Aurélie Filippetti a été auditionnée hier par la commission des affaires culturelles sur les suites du rapport Lescure. « Le rapport n’est pas une solution clef en main, en kit, dont nous serions les assembleurs » a assuré la ministre, avant de détailler chacun des thèmes dont le sac de nœuds de la Hadopi.
Dès les premières minutes de son audition, la ministre de la Culture a confirmé une énième fois la coupure de la coupure. Le décret est attendu dans les semaines à venir. Il sera publié alors qu’un jugement vient tout juste d’être rendu, où un employé municipal s’est vu condamné à 15 jours de suspension.
Dans un exercice de style périlleux, la ministre a justifié la persistance de la riposte graduée, contre laquelle elle s’était tant battue alors députée : « Le rapport de Pierre Lescure ne propose pas l’abolition de toute sanction à l’encontre des internautes qui téléchargent illégalement. De manière tout à fait pragmatique, il propose le maintien du mécanisme de réponse graduée moyennant certains aménagements ».
Pragmatique ? « Ce mécanisme a été jugé intéressant puisqu’en pratique c’est sa dimension pédagogique qui a prévalu notamment par l’utilisation qui a été faite par la commission de protection des droits de ses prérogatives » applaudit l’ancienne opposante. « La phase de dialogue, qui est très importante avec les internautes, semble nécessaire, donc il nous semble bon de privilégier cette dimension pédagogique dans un univers où les pratiques évoluent très vite » complète-t-elle.
On appréciera les éléments de langage où la réponse graduée n’est finalement rien d’autre qu’une « phase de dialogue » dans un cadre « pédagogique », une solution « pragmatique ». La ministre jure aussi que la réponse graduée n’est que « transitoire » au vue de l'évolution des usages... « Il est proposé pour un temps déterminé, qui sera sans doute peu long, de conserver ce mécanisme en transférant la réponse graduée au CSA dont les compétences seraient réorganisées pour s’adapter à l’ère du numérique ». Le « peu long » peut-être demain comme dans dix ans.
L'amende administrative est trop automatique selon Aurélie Filippetti
Surtout, la ministre révèle que finalement l’amende administrative n’a plus ses faveurs. « Nous avons fait expertiser la manière dont pourrait évoluer [la sanction Hadopi] d’un point de vue juridique.

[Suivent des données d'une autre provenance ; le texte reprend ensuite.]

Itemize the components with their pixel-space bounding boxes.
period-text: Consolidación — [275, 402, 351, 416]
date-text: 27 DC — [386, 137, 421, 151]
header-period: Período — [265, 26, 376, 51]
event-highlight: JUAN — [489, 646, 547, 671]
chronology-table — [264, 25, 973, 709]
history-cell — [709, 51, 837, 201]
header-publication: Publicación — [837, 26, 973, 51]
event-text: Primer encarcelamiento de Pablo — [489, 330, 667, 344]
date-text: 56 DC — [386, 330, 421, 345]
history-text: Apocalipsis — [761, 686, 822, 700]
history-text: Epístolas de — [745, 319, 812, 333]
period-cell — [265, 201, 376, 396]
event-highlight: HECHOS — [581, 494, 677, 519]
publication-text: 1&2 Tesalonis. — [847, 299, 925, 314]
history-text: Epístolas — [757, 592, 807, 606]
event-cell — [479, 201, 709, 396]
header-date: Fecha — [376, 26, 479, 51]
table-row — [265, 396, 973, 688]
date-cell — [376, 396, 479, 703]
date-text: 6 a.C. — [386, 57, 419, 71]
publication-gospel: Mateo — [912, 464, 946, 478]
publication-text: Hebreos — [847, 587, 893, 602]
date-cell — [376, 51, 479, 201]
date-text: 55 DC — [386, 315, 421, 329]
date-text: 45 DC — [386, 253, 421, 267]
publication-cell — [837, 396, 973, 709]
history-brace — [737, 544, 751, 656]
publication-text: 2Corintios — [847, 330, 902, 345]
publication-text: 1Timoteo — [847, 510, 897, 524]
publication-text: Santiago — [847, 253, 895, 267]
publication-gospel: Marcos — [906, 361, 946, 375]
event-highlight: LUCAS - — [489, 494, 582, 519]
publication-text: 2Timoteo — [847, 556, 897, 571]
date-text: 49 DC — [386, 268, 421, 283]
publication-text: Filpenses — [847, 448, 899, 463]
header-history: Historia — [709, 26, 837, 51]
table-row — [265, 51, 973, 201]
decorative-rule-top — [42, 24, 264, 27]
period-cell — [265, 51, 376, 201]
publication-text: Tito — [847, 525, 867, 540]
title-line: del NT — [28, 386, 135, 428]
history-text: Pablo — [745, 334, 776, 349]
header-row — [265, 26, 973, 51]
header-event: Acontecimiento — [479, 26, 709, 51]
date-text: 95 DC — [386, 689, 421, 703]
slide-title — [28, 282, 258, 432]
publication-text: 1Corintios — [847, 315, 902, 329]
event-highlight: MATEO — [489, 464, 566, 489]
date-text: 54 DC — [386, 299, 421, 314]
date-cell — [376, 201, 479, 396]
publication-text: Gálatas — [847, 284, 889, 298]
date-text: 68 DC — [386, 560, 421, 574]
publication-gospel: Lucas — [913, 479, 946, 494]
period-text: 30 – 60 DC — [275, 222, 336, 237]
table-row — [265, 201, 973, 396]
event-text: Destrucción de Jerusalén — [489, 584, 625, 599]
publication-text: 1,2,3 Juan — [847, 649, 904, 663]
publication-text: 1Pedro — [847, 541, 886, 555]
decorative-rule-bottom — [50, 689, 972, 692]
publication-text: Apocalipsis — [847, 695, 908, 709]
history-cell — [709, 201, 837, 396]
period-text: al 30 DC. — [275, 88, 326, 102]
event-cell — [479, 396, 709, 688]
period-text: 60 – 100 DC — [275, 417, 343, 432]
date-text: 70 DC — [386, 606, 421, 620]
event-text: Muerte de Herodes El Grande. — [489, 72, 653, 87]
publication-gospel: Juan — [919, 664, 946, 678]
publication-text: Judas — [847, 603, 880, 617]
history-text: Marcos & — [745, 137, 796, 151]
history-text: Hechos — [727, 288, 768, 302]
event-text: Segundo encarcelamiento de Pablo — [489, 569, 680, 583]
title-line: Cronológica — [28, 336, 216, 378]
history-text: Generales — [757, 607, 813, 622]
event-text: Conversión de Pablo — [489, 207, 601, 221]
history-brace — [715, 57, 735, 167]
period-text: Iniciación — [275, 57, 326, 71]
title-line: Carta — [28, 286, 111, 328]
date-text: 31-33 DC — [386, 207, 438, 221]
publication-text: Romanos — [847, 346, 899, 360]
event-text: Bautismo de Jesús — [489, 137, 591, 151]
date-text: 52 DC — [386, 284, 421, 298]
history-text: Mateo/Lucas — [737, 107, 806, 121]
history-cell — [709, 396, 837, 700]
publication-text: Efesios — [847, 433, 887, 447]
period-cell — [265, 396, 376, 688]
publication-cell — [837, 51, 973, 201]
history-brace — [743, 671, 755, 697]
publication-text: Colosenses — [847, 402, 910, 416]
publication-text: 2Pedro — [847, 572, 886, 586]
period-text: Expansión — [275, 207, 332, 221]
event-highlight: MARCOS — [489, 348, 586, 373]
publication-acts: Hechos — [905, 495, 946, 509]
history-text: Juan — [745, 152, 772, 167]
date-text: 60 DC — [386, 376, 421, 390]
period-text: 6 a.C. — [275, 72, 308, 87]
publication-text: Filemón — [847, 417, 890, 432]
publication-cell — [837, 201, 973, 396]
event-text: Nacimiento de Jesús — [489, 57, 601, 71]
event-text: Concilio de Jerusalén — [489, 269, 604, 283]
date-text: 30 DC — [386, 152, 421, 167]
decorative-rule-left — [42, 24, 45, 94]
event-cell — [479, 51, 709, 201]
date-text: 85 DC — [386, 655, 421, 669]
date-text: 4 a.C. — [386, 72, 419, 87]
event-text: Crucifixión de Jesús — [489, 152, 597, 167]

Pour ma part, je ne pense pas que cela doit être une sanction administrative, parce qu’une sanction administrative a quelque chose d’automatique et le juge administratif n’a pas de latitude d’appréciation concernant l’opportunité des poursuites »
Selon la ministre, « seul le juge judiciaire a cette capacité de juger l’opportunité des poursuites.. C’est une garantie plus grande pour les droits des internautes. On est en train de travailler sur ces questions. Pour ma part ma préoccupation majeure est de garantir les libertés individuelles. » Si l'amende contraventionnelle est conservée, le dispositif de la riposte graduée pourrait rester intact quelle que soit son enveloppe (Hadopi, CSA ou autre). L'automaticité de la sanction administrative avait été contestée par le rapport Lescure. En dénonçant finalement cette automaticité, la ministre pourra présenter sa réforme sous l'angle de l'apaisement.